Before approving the budget, it is necessary to include additional costs that may arise due to any unforeseen circumstances. Unforeseen expenses are additional funds that provide the ability to perform various tasks that may cost more than planned or even be unplanned. For example, unforeseen costs will arise if the costs were estimated too low, if the delivery costs exceed the expected ones, and if the task takes longer.
Also, unforeseen expenses mean expenses that are not directly related to the production and sale of goods, including penalties, fines, penalties for violation of transportation rules, failure to fulfill delivery obligations, production of low-quality goods, compensation for losses incurred by consumers of low-quality products, untimely payment for supplies and so on.
Contingency calculation methods
Creating a reserve of financial resources to cover unforeseen costs is a way of dealing with risks, which involves assessing the relationship between the potential risk affecting the final cost of the project and the amount of expenses that are necessary to overcome possible failures in the implementation of the project. The main problem in the process of creating a reserve is the correct assessment of the potential consequences of risks.
Contingencies can be calculated in several ways. For example, one of the methods is to assume that the costs that were included in the enterprise budget are the most likely. Then, a mechanical method for calculating unforeseen costs for each of the tasks is used. For this, a simple formula is used: 1 - (optimal costs / maximum costs) x optimal costs. The adjusted amount of unforeseen expenses is obtained taking into account the estimated costs and the most probable costs. This value is equal to the difference between optimal costs and maximum costs in the worst case scenario.

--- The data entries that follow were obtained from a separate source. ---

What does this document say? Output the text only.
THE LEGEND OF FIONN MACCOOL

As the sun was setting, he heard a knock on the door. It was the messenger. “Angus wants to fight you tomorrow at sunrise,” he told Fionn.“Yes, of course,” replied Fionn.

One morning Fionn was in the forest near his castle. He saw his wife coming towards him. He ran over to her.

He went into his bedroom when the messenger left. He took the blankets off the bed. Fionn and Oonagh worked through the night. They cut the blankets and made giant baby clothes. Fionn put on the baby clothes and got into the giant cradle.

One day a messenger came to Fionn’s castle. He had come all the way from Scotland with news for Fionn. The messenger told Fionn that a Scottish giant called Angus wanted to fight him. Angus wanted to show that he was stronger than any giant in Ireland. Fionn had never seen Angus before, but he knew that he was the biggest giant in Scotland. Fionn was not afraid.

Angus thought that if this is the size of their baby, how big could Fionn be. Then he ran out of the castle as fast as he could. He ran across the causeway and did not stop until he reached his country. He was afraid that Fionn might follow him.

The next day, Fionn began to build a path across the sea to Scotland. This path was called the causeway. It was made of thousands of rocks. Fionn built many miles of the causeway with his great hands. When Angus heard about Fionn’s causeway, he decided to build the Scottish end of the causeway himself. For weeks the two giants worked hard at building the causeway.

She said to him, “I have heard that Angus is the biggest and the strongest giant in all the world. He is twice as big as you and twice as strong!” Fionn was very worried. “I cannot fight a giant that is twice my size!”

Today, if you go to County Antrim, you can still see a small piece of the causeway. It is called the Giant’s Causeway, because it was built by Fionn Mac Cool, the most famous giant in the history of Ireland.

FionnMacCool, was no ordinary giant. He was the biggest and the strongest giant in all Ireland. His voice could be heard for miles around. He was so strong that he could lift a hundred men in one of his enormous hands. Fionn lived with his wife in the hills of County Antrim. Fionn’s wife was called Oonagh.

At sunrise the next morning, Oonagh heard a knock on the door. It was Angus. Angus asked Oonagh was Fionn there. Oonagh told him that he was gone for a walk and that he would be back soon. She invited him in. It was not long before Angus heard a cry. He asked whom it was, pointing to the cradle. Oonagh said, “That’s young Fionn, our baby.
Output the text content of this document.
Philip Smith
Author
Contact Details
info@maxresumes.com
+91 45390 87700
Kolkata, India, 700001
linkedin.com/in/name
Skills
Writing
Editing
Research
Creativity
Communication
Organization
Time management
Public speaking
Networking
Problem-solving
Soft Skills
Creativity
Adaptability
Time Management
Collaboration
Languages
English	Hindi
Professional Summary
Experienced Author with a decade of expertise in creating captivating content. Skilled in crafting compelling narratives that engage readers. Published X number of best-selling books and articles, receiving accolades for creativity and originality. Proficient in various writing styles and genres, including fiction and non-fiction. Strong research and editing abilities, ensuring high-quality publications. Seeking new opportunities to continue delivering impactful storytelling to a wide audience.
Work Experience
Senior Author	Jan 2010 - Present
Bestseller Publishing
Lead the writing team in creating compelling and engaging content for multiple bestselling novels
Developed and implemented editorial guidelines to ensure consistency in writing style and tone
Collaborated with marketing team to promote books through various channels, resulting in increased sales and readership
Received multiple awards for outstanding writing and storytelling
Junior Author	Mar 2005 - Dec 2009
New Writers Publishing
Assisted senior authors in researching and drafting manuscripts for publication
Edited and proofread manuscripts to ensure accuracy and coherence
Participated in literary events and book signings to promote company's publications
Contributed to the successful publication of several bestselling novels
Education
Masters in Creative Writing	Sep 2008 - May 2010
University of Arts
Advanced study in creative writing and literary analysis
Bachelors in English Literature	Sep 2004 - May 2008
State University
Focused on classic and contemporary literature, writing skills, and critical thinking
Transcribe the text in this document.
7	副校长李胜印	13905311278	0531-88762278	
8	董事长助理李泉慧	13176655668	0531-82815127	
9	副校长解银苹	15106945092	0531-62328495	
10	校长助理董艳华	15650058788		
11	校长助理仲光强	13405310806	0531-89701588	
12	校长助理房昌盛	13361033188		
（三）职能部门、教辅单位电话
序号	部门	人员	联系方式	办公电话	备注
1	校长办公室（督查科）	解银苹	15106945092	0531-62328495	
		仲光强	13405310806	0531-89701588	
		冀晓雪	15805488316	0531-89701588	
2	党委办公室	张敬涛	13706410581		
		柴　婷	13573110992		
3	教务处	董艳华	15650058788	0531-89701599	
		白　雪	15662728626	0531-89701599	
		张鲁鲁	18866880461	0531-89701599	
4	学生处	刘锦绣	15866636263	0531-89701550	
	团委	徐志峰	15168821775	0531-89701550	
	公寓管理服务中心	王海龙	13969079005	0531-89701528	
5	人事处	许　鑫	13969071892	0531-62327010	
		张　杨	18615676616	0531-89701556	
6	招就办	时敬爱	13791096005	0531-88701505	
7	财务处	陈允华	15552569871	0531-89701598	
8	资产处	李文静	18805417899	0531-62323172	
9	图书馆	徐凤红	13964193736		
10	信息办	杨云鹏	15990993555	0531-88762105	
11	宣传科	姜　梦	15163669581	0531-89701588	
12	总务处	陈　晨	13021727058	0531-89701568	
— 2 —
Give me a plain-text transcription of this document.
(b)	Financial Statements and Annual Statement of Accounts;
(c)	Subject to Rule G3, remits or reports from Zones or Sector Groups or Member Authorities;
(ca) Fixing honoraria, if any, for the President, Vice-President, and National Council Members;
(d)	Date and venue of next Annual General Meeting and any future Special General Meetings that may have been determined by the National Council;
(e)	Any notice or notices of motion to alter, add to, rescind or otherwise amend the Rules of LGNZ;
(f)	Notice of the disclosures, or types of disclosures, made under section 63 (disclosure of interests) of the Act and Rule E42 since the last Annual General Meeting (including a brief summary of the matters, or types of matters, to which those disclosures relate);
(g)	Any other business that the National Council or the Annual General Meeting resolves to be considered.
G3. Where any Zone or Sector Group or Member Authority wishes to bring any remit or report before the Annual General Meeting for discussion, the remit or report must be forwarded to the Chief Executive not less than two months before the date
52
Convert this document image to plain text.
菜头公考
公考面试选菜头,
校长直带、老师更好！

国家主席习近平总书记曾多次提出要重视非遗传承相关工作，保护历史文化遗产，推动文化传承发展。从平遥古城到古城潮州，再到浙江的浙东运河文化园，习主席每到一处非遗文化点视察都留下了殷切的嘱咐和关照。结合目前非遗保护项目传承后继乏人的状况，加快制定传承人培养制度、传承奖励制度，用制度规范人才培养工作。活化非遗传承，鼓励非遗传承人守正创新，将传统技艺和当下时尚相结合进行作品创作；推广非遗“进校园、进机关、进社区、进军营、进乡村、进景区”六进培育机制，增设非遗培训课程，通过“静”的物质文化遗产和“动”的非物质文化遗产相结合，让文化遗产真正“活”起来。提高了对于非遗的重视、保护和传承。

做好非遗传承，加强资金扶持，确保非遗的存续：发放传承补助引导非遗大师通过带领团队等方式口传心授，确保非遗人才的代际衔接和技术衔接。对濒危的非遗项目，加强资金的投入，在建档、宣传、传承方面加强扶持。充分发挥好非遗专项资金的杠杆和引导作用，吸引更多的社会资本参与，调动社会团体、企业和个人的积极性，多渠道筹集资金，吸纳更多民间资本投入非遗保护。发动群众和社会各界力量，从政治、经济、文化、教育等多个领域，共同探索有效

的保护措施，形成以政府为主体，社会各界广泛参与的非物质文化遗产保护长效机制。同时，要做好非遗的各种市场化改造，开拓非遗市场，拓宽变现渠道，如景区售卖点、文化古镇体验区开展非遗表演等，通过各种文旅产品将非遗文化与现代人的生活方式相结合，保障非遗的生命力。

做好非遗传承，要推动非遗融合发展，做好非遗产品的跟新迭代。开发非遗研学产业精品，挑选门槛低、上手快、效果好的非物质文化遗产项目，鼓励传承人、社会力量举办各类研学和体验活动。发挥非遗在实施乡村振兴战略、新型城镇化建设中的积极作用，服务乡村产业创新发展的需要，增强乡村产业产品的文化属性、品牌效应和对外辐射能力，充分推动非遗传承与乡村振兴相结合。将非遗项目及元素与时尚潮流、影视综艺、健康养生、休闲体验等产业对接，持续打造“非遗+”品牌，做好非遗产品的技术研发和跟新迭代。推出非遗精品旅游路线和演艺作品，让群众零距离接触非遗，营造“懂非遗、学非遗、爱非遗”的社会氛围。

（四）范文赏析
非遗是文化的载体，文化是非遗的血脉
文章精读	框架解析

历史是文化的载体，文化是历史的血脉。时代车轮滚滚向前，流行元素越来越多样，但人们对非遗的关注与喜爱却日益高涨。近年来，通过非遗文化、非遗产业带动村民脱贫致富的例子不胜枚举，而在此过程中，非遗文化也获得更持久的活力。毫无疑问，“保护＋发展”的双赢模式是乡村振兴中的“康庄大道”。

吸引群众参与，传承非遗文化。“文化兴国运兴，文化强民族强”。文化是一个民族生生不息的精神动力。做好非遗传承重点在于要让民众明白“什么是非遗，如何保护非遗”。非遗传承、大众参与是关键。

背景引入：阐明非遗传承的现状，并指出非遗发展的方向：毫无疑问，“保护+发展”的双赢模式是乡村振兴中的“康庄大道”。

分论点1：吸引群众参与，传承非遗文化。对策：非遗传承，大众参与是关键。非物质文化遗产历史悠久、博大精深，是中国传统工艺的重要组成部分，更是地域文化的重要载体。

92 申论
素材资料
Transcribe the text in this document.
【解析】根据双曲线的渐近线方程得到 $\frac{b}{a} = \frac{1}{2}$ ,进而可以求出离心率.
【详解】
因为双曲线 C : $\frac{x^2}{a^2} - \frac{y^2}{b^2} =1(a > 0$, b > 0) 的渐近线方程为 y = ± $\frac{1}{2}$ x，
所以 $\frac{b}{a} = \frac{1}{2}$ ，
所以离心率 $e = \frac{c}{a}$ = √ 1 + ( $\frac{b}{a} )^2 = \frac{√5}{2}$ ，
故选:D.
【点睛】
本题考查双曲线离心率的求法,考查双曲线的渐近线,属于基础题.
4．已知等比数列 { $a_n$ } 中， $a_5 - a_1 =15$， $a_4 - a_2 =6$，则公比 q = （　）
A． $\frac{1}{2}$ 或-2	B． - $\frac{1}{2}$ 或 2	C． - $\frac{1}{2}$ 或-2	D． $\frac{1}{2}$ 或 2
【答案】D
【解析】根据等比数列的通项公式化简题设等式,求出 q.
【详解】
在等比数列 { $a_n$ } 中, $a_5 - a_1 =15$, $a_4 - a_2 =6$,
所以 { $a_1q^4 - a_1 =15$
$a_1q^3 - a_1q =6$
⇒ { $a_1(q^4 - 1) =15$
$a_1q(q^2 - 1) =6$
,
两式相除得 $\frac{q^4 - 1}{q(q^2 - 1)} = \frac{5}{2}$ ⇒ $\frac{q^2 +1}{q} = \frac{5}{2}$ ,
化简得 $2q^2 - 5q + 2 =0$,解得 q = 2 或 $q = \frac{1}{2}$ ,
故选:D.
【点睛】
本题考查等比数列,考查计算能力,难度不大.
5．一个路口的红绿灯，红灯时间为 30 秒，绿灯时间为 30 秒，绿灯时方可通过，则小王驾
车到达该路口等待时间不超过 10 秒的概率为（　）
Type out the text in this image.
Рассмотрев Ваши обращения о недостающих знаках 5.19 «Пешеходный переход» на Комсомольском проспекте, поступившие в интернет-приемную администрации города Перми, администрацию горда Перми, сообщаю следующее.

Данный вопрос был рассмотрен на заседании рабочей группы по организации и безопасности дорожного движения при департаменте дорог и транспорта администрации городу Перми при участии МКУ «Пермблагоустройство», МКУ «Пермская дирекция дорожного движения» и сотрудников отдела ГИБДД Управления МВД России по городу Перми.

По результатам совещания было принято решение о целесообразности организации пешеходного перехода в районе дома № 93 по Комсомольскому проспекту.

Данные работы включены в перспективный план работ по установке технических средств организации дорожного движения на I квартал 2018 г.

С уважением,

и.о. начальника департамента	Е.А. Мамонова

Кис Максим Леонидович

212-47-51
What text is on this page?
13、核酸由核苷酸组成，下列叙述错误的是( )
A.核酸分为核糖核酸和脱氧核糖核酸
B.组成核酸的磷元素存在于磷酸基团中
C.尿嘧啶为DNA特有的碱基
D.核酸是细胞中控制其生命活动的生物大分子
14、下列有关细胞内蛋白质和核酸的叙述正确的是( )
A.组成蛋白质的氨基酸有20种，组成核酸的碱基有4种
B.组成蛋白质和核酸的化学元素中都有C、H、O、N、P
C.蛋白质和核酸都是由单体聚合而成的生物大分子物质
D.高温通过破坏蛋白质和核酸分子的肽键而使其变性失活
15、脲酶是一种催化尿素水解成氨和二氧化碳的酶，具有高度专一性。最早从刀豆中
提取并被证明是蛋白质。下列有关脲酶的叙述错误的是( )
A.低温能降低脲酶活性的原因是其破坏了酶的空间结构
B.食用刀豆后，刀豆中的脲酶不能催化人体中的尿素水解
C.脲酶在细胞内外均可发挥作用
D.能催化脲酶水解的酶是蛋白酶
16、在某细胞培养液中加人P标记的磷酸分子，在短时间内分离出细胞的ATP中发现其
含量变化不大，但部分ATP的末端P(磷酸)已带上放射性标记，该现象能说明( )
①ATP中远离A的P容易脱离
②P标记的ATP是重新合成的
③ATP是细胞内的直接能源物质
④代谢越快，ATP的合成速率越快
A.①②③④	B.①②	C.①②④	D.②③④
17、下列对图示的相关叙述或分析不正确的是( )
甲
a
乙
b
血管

The big difference between optimal costs and maximum costs in the worst case scenario entails the highest unforeseen expenses. On the contrary, if the difference between these values ββis insignificant, then the unforeseen costs will be less.
The main problem when using this calculation method is that it depends on the use of the optimal cost estimate. In fact, the use of this estimate is appropriate only when it was based on the most probable, close to optimal or optimal variant.
Project managers often use the worst-case indicators when they believe that the tasks assigned are associated with high risks. Then unforeseen expenses should be calculated by other methods.
An alternative method of calculation, by which you can estimate other costs, including unforeseen, is to add a reserve of 10 percent in excess of the budget amount required for the implementation of the project.
After the implementation of the project, for which a reserve has been allocated, you can compare the actual and planned distribution of costs. Based on the data you can identify trends in the use of the allocated amount. The unused part can again be returned to the reserve for the implementation of another project. It is important to note that all sections of the use of the reserve must be registered, as well as periodically prepare reports on them along with other information on the cost of the project.